Ketika Hadlratussyaikh Muhammad Hasyim Asy’ari menerbitkan Fatwa Jihad yang mewajibkan para santri untuk maju berperang dalam radius 94 kilometer, tak seluruh santri menyambutnya. Ada yang merasa takut akan ajal menjemputnya. Meskipun di antara para santri justru begitu bersemangat karena, dalam bayangannya, Rais Akbar umat Islam Indonesia di masa Revolusi Kemerdekaan itu, tampil di depan dengan jubah kehijauan berjihad fii-sabilillah.

Bagi kaum santri maju berperang merupakan kewajiban. Sedang mereka yang tidak berani maju berarti berkhianat– suatu tindakan yang haram dilakukan. Akal bulus pun dipakai menyikapi fatwa maju berperang itu.

Pada saat ada tank musuh di depan mata, di antara santri yang kehilangan nyali itu, memang tidak mundur. Agar tidak terkena hukum mundur berperang, yang diharamkan dan berarti pengkhianat, maka mereka berjalan miring. Dengan berjalan miring, mereka tidak terkena hukum mundur. Dengan miring mereka bisa terhindar dari serangan dan tidak berarti mundur dalam berperang.

Tentang santri yang berjalan miring, dikisahkan Kiai Muhammad Yusuf Hasyim saat mengenang masa-masa perjuangan di masa revolusi fisik (1945-1949), terutama pada saat Agresi Militer I (1947) dan Agresi Militer II (1948) yang dilancarkan tentara Belanda yang hendak kembali menjajah Indonesia.

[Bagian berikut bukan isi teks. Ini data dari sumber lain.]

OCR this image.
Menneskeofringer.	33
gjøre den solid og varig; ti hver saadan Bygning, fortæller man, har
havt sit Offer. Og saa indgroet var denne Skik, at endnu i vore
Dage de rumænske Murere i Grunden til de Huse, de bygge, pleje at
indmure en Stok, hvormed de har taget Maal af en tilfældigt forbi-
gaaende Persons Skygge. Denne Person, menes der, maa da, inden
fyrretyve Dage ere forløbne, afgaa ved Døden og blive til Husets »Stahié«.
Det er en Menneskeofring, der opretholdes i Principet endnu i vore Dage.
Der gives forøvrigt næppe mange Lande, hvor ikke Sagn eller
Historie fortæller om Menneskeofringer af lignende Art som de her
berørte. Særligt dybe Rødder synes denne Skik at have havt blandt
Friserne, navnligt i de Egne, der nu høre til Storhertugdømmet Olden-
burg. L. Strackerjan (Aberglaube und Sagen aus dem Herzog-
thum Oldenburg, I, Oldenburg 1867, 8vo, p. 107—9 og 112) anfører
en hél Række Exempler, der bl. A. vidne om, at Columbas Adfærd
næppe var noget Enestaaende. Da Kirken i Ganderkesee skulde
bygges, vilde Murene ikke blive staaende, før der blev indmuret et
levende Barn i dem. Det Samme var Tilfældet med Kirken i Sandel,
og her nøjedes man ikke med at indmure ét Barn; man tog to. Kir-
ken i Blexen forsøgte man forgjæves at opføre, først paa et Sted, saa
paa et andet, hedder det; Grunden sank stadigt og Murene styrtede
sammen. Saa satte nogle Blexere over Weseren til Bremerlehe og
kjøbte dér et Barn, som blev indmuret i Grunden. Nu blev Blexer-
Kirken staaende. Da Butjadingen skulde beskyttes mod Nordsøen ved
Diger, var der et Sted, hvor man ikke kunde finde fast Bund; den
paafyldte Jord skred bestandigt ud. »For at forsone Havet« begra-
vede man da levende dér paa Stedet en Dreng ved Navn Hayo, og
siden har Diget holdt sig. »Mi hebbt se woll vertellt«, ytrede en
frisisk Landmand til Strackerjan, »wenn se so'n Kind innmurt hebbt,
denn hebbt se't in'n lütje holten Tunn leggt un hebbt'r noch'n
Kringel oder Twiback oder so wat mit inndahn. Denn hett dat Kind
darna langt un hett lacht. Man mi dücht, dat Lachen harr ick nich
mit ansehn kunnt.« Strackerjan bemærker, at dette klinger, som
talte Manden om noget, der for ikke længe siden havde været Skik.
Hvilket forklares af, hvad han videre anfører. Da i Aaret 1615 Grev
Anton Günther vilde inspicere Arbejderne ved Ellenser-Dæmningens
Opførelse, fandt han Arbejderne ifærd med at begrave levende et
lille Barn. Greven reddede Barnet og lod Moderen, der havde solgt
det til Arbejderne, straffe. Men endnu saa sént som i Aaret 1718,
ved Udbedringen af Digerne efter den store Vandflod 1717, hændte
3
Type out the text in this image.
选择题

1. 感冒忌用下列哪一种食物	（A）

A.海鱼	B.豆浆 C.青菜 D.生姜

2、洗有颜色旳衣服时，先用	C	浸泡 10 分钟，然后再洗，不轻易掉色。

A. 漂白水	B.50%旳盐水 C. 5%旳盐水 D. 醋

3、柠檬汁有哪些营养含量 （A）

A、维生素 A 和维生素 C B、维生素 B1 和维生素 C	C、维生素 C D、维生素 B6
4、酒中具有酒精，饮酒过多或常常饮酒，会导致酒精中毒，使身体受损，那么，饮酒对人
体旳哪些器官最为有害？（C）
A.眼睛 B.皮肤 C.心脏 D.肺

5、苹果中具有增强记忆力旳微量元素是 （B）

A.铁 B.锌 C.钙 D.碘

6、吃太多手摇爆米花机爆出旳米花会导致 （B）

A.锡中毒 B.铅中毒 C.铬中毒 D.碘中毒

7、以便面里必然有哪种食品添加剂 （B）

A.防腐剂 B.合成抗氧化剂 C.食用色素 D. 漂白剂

Saya bersyukur sempat berbincang-bincang soal semangat perjuangan yang dilakukan Kiai Yusuf Hasyim, terutama ketika dalam proses produksi film dokumenter untuk peresmian Museum Nahdlatul Ulama pada 2004. Selain Pak Ud, panggilan akrab putra ragil Kiai Hasyim Asy’ari itu, kami berhasil mewawancarai Kiai Abdurrahman Wahid, Kiai Amanullah (Tambakberas), KH Aziz Masyhuri, H Choirul Anam, dan sejumlah tokoh lainnya terkait dengan perjuangan Nahdlatul Ulama di masa-masa negeri ini mengalami kemelut.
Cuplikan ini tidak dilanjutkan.